Fig. 1: Zwitterionic nanoplasmonic bio-mesh fabrication, characterization, and antifouling demonstration.

A Schematic illustration of the zwitterionic nanoplasmonic bio-mesh fabrication process, highlighting the use of reverse nanoimprint lithography and the mechanism by which L-cysteine self-assembled monolayers on nanolaminated plasmonic nanoantennas (NLPNAs) confer antifouling properties. B Visual and microscopic characterization of zwitterionic nanoplasmonic bio-meshes: Oblique-angle and top-down camera images showcasing macroscopic features, top-down bright-field and SEM images revealing surface morphology, and cross-sectional SEM image alongside a schematic illustrating the NLPNA structure.
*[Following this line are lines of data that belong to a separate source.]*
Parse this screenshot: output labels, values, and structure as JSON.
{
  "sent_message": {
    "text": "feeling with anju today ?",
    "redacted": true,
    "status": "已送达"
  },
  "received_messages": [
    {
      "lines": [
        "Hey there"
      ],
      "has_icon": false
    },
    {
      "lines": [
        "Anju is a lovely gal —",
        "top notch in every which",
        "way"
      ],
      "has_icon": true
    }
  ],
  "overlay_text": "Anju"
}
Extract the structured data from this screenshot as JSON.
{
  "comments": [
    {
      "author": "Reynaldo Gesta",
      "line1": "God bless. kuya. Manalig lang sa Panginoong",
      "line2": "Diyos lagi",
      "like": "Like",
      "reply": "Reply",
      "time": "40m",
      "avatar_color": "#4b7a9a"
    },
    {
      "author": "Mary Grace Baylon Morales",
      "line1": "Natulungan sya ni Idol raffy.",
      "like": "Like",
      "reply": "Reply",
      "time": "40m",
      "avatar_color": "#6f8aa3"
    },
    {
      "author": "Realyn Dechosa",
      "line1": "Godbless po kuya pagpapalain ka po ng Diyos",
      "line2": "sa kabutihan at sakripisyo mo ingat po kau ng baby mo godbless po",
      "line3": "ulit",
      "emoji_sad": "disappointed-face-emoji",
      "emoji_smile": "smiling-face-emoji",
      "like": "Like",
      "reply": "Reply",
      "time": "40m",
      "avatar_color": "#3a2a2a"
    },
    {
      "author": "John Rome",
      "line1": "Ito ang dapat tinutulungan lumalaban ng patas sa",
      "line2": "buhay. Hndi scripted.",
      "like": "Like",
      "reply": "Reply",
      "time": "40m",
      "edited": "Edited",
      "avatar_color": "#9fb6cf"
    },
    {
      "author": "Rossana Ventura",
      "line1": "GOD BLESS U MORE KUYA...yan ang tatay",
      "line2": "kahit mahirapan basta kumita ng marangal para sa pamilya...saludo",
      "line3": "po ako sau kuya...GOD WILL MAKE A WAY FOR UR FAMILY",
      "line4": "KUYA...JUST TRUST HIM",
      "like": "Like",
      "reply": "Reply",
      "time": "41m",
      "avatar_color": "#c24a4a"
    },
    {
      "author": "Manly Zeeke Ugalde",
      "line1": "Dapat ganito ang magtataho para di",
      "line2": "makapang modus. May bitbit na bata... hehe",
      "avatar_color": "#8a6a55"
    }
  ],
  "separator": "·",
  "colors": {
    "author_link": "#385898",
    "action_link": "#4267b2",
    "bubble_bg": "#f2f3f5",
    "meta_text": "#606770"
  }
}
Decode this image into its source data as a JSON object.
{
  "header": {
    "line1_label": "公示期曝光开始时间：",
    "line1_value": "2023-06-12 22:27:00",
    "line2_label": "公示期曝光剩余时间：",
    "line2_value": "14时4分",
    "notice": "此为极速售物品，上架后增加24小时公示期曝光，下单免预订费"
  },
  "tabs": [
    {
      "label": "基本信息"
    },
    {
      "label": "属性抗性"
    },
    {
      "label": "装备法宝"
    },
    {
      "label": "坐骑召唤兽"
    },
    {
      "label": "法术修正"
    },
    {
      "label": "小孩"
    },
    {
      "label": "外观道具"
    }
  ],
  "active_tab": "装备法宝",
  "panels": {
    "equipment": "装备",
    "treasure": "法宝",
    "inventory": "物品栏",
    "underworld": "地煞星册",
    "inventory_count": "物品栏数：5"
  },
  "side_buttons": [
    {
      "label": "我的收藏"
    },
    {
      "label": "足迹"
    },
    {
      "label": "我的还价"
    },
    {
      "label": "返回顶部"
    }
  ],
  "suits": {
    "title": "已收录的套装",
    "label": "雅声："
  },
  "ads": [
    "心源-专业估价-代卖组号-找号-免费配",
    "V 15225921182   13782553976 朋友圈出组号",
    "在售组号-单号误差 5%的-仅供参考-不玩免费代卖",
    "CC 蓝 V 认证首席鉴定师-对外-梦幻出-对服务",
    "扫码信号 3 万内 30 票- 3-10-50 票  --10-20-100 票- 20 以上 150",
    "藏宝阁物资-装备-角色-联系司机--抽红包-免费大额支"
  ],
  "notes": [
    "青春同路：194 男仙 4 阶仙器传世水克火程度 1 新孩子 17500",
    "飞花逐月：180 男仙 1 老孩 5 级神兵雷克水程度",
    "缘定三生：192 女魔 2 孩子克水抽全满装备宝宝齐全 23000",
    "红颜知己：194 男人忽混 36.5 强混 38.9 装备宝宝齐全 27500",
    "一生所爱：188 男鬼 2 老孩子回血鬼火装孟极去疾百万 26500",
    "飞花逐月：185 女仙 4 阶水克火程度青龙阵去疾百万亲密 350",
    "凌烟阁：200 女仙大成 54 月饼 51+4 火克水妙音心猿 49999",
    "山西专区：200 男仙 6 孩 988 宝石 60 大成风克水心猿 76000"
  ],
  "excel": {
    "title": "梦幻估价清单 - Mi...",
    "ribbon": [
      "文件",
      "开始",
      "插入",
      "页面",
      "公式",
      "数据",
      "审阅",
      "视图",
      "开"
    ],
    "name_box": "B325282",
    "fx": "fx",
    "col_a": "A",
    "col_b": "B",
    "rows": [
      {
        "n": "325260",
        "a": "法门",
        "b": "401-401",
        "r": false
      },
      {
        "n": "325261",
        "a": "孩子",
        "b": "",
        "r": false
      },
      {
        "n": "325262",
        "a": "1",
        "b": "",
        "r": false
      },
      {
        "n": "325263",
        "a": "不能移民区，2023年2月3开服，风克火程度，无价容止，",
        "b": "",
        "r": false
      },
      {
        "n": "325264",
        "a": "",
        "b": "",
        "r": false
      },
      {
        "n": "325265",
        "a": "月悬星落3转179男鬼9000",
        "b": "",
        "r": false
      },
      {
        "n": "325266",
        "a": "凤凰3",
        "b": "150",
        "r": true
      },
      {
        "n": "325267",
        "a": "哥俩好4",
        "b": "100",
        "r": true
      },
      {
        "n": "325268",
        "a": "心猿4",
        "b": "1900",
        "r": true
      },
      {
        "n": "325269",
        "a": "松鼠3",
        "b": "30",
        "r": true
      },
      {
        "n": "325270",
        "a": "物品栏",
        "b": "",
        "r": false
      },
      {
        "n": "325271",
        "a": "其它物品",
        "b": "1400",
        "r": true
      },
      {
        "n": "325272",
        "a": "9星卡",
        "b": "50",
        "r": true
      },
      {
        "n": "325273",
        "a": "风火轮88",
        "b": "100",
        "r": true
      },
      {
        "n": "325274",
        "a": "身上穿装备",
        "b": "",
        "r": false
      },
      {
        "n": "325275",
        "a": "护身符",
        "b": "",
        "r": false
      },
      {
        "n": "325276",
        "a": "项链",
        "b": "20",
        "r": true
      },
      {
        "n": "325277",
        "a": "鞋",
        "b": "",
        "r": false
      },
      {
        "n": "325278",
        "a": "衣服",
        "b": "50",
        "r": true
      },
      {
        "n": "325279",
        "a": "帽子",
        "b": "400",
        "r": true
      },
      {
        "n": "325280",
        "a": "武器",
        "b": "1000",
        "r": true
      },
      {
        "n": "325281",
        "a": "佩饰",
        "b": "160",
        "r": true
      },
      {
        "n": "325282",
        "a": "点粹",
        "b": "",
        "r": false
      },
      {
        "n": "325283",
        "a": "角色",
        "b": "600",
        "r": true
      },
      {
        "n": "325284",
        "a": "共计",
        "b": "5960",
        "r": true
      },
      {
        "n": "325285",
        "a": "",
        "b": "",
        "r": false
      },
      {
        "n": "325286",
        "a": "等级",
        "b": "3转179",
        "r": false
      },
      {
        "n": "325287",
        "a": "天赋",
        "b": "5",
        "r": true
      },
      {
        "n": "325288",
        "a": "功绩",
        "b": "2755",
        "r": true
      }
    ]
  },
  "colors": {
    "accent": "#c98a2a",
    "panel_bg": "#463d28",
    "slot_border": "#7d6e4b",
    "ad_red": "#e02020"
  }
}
C Experimental timeline depicting the sequential exposure of SERS devices to serum, water, and R6G-spiked serum, with green regions indicating active SERS measurement periods. D Comparative ERS-normalized SERS spectra of L-cysteine-functionalized and bare SERS devices in serum, water, and R6G-spiked serum, highlighting the impact of L-cysteine on protein fouling and R6G detection. Shaded regions represent standard deviations from 50 individual spectra. E Time-resolved ERS-normalized intensities of characteristic Raman peaks for serum protein (1245 cm⁻¹) and R6G (1507 cm⁻¹) in different solutions, further demonstrating the antifouling efficacy of L-cysteine functionalization. Error bars represent standard deviations from 50 datapoints. *** represents p values < 0.001, indicating statistically significant difference. F Time-resolved 2D maps of the characteristic ERS-normalized Raman peak for serum protein (1245 cm⁻¹) in different solutions.